Ressuscitação Inicial (primeiras 6 horas): Comece imediatamente a reanimação em pacientes com hipotensão ou elevação do lactato > 4 mmol/L (não aguardar internação no CTI).
Objetivos de reanimação:
• Pressão venosa central (PVC) 8-12 mm Hg (considerar de 12-15 mmHg na presença de ventilação mecânica ou complacência ventricular diminuída);
• Pressão arterial média (PAM) ≥ 65 mmHg;
• Débito urinário ≥ 0,5 mL/kg/hora;
Saturação central de oxigênio venoso (SvO ) ≥ 70%, ou venosa mista ≥ 65%;
Curva de lactato, com alvo de normalização como indicador de boa perfusão tecidual.
Caso o paciente mantenha sinais de má perfusão, considere:
– Considerar mais fluido – utilize respostas dinâmicas para prever resposta à infusão de volume, como variação da PVC, deltaPP e elevação passiva das pernas;
– Dobutamina está indicada no paciente com volemia normal, em uso de vasopressores, cuja perfusão continue inadequada (infusão máxima 20 mcg/kg/min).
2) Antibioticoterapia:
• Iniciar antibioticoterapia intravenosa o mais precoce possível (idealmente na primeira hora a partir da suspeita diagnóstica);
• Escolher antibióticos de amplo espectro com cobertura apropriada e boa penetração no sítio de infecção;
• Reavaliar diariamente o esquema antibiótico, otimizando eficácia, prevenindo resistência, evitando toxicidade e minimizando custo;
• Utilizar-se de marcadores como a procalcitonina (ainda controverso) para a descontinuação da antibioticoterapia empírica em pacientes inicialmente com suspeita de sepse sem evidência de infecção subsequente;
• Considerar terapia combinada em infecções por Pseudomonas ou Acinetobacter, em pacientes neutropênicos e em pacientes com infecções graves, associadas a choque séptico e falência respiratória;
• Não manter terapia empírica combinada por mais do que 3 a 5 dias e trocar por antibiótico mais específico seguindo perfil de sensibilidade do antibiograma;
• Duração do tratamento, em geral, por 7 a 10 dias: prolongar apenas se resposta lenta, foco não drenado, deficiência imunológica ou infecção por determinados fungos e vírus;
• Interromper imediatamente antibioticoterapia se for constatada causa não infecciosa.

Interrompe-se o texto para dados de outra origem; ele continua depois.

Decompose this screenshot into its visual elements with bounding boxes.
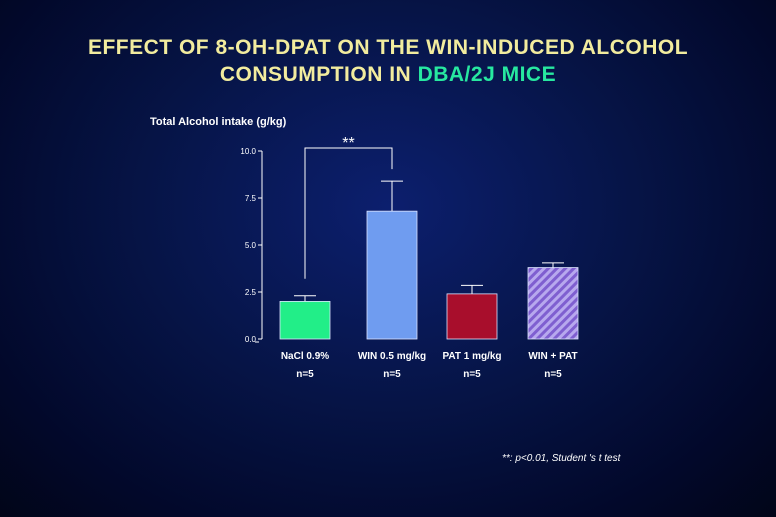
category-n: n=5 xyxy=(463,369,481,380)
significance-label: ** xyxy=(342,135,354,152)
category-label: NaCl 0.9% xyxy=(281,351,329,362)
category-n: n=5 xyxy=(383,369,401,380)
bar xyxy=(279,300,331,340)
significance-bracket xyxy=(304,147,393,279)
category-label: WIN + PAT xyxy=(528,351,577,362)
y-tick-label: 7.5 xyxy=(245,194,257,203)
title-prefix: CONSUMPTION IN xyxy=(219,63,418,86)
footnote: **: p<0.01, Student 's t test xyxy=(502,453,621,464)
y-tick-label: 10.0 xyxy=(240,147,256,156)
y-axis-title: Total Alcohol intake (g/kg) xyxy=(150,116,287,128)
category-label: WIN 0.5 mg/kg xyxy=(358,351,426,362)
title-highlight: DBA/2J MICE xyxy=(417,63,557,86)
bar xyxy=(446,293,498,340)
bar xyxy=(527,267,579,340)
y-tick-label: 2.5 xyxy=(245,288,257,297)
category-label: PAT 1 mg/kg xyxy=(442,351,501,362)
bar xyxy=(366,210,418,340)
y-tick-label: 0.0 xyxy=(245,335,257,344)
y-tick-label: 5.0 xyxy=(245,241,257,250)
category-n: n=5 xyxy=(296,369,314,380)
slide-title-line-1: EFFECT OF 8-OH-DPAT ON THE WIN-INDUCED A… xyxy=(87,36,689,59)
category-n: n=5 xyxy=(544,369,562,380)
slide-title-line-2: CONSUMPTION IN DBA/2J MICE xyxy=(0,63,776,87)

3) Identificação e controle do sítio de infecção:
• Estabelecer o quanto antes o sítio de infecção e abordá-lo;
• Avaliar paciente a procura de foco de infecção passível de medidas de controle (por exemplo: drenagem de abscessos, debridamento tecidual, descompressão de via biliar);
• Implementar medidas de controle imediatamente após ressuscitação inicial: com exceção de necrose pancreática infectada, em que se deve aguardar para procedimento cirúrgico;
• Escolher medidas de controle com máxima eficácia e mínimo comprometimento fisiológico;
• Remover acessos vasculares potencialmente infectados (após outros acessos vasculares sejam estabelecidos).
Objetivos da ressuscitação inicial:
Completar em 3 horas:
• Medida do lactato inicial;
• Obter hemoculturas (antes de iniciar ATB, idealmente na 1 hora);
• Iniciar ATB empírico;
• Iniciar ressuscitação volêmica com 30 mL/kg de cristaloide para hipotensão ou lactato > 4 mmol/L.
Completar em 6 horas:
• Se hipotensão persistente, apesar de ressuscitação volêmica, iniciar vasopressores para manter PAM > 65 mmHg;
• Em vigência de hipotensão persistente, apesar de ressuscitação volêmica, medir pressão venosa central (PVC) e saturação venosa central de oxigênio (SvO2);
• Medir novo lactato, se primeira medida elevada.
* Objetivos: Manter PVC 8-12 mmHg / SvO2 > 70% / Lactato normal.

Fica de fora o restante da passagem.